I would say I’m a complete beginner right now - I haven’t even started writing the code yet. Im in the phase of determining feasibility. Honestly, I have no issue putting in a lot of sweat equity and learning how to implement the RAG myself.

That being said, I’m guessing then I should be using the assistant API for my purposes?

Is there any different in using this versus coding out a RAG approach? Any difference in quality/accuracy?
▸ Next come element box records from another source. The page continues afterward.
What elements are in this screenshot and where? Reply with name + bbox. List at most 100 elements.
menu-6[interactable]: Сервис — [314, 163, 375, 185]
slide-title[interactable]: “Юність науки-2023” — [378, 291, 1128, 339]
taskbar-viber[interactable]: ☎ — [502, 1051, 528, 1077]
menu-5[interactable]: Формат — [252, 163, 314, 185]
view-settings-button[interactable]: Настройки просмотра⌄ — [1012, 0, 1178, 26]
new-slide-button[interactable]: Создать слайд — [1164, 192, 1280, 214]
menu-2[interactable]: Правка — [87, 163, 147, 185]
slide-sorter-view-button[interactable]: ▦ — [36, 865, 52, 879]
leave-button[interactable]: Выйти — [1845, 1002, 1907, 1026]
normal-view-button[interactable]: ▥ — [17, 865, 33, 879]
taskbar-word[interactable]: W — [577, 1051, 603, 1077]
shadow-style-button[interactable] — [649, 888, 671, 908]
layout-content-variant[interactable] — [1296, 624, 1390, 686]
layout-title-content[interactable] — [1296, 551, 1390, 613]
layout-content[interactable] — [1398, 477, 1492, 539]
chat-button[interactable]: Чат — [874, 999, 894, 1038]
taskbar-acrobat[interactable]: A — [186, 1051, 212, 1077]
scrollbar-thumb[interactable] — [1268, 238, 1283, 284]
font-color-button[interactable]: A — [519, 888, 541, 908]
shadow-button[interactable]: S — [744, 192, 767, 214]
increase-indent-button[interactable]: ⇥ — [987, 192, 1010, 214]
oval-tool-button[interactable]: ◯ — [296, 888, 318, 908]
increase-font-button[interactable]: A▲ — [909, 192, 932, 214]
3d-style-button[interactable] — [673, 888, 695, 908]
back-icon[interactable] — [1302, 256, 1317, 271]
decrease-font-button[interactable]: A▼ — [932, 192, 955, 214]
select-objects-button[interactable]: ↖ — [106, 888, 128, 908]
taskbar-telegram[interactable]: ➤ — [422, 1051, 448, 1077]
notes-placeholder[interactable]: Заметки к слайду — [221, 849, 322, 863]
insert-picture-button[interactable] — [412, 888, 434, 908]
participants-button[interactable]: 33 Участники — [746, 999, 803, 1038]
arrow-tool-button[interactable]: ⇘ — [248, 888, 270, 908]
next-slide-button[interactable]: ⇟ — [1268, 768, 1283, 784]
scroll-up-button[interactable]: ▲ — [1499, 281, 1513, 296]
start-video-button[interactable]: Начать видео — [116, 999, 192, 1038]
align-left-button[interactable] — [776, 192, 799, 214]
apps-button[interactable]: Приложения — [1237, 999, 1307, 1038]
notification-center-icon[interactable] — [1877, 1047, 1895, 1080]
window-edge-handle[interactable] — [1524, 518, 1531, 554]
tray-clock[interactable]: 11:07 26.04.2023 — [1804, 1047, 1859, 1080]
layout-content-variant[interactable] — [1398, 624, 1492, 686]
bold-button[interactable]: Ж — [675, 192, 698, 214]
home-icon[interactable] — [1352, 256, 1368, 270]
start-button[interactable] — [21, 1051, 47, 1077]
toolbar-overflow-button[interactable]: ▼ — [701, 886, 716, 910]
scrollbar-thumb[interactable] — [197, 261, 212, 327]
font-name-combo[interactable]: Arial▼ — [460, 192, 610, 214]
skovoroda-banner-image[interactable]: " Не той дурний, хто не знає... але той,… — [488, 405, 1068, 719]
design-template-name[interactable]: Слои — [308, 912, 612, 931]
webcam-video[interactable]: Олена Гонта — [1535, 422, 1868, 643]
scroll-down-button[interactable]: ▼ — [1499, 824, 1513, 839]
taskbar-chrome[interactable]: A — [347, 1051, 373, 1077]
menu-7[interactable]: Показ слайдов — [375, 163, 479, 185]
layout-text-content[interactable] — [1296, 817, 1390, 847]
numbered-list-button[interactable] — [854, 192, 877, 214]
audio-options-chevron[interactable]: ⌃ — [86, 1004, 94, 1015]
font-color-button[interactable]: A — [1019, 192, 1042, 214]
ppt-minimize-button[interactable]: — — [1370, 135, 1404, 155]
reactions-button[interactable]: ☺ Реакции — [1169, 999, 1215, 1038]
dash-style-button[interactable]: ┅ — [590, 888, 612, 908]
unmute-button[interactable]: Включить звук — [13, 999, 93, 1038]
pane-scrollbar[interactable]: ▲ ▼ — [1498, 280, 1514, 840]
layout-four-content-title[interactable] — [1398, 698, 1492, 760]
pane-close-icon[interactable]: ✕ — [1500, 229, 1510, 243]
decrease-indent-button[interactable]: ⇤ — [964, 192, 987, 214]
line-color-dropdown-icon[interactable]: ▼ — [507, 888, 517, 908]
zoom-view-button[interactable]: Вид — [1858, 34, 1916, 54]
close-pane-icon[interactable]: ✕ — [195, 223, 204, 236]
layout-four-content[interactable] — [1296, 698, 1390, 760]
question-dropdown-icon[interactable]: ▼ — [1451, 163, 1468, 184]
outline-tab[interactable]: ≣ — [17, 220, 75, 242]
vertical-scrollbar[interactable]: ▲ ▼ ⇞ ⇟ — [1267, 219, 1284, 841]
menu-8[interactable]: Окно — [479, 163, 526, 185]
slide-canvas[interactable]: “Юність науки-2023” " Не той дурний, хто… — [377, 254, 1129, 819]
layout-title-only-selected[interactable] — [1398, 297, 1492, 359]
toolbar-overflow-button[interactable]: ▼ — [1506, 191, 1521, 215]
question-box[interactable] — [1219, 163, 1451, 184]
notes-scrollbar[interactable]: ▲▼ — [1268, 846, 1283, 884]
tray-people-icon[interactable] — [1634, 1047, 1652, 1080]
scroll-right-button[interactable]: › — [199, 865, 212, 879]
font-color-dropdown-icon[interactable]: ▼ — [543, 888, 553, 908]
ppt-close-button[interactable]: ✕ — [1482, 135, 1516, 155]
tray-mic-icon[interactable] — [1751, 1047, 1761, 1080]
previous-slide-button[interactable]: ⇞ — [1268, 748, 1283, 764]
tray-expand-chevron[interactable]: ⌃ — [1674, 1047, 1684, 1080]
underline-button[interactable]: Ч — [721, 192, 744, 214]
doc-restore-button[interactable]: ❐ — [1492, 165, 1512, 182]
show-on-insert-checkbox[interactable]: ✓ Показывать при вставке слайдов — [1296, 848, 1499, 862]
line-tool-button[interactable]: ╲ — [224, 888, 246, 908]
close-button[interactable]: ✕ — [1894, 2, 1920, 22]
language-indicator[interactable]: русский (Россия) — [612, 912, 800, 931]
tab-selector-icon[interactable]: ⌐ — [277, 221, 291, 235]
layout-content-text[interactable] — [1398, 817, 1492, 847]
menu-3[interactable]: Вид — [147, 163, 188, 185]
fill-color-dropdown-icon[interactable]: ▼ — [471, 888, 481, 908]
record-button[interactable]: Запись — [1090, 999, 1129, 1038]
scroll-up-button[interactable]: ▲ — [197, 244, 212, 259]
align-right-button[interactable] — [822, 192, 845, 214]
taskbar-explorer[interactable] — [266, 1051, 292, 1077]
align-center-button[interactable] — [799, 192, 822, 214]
Yes I would start with the Assistant API since you are willing to implement RAG yourself eventually.

The main differences in Assistant and your own RAG would be control and cost.

If you implement a RAG yourself, use your own local or cloud resources for computing the correlation, and pulling in the text from a database, you can do this very cheaply, and control how many tokens (history/context) is sent per API call.

Whereas current Assistant only has truncation as a strategy, currently little control, and your costs could get very high because of the large buffer size available, the conversation just adds and adds tokens, eventually becoming expensive unless you do something (start a new thread?). But I expect this to improve over time, so don’t think of this as a long term deterrent, but it will be felt short term until this is parametrized via the API.

A larger deterrent from using the Assistant API is the limitations on how much content you can store, search, and retrieve. So if you start heading into large amounts of content, you would want to move to your own RAG, since data and compute is readily available and cheap.

But watch out for expensive vector database vendors, they can add up and are not necessary if you are looking at less than, say, 1 million vectors or so, on a sporadic basis.

In this case, better to code this by hand using basic linear search using python and numpy. And you can always split the vectors into chunks and run them in parallel to hit your latency requirements.

Currently can do 400,000 vectors / per second / per worker in AWS Lambda. And this can scale to more workers just by splitting the binary file containing the embedding vectors.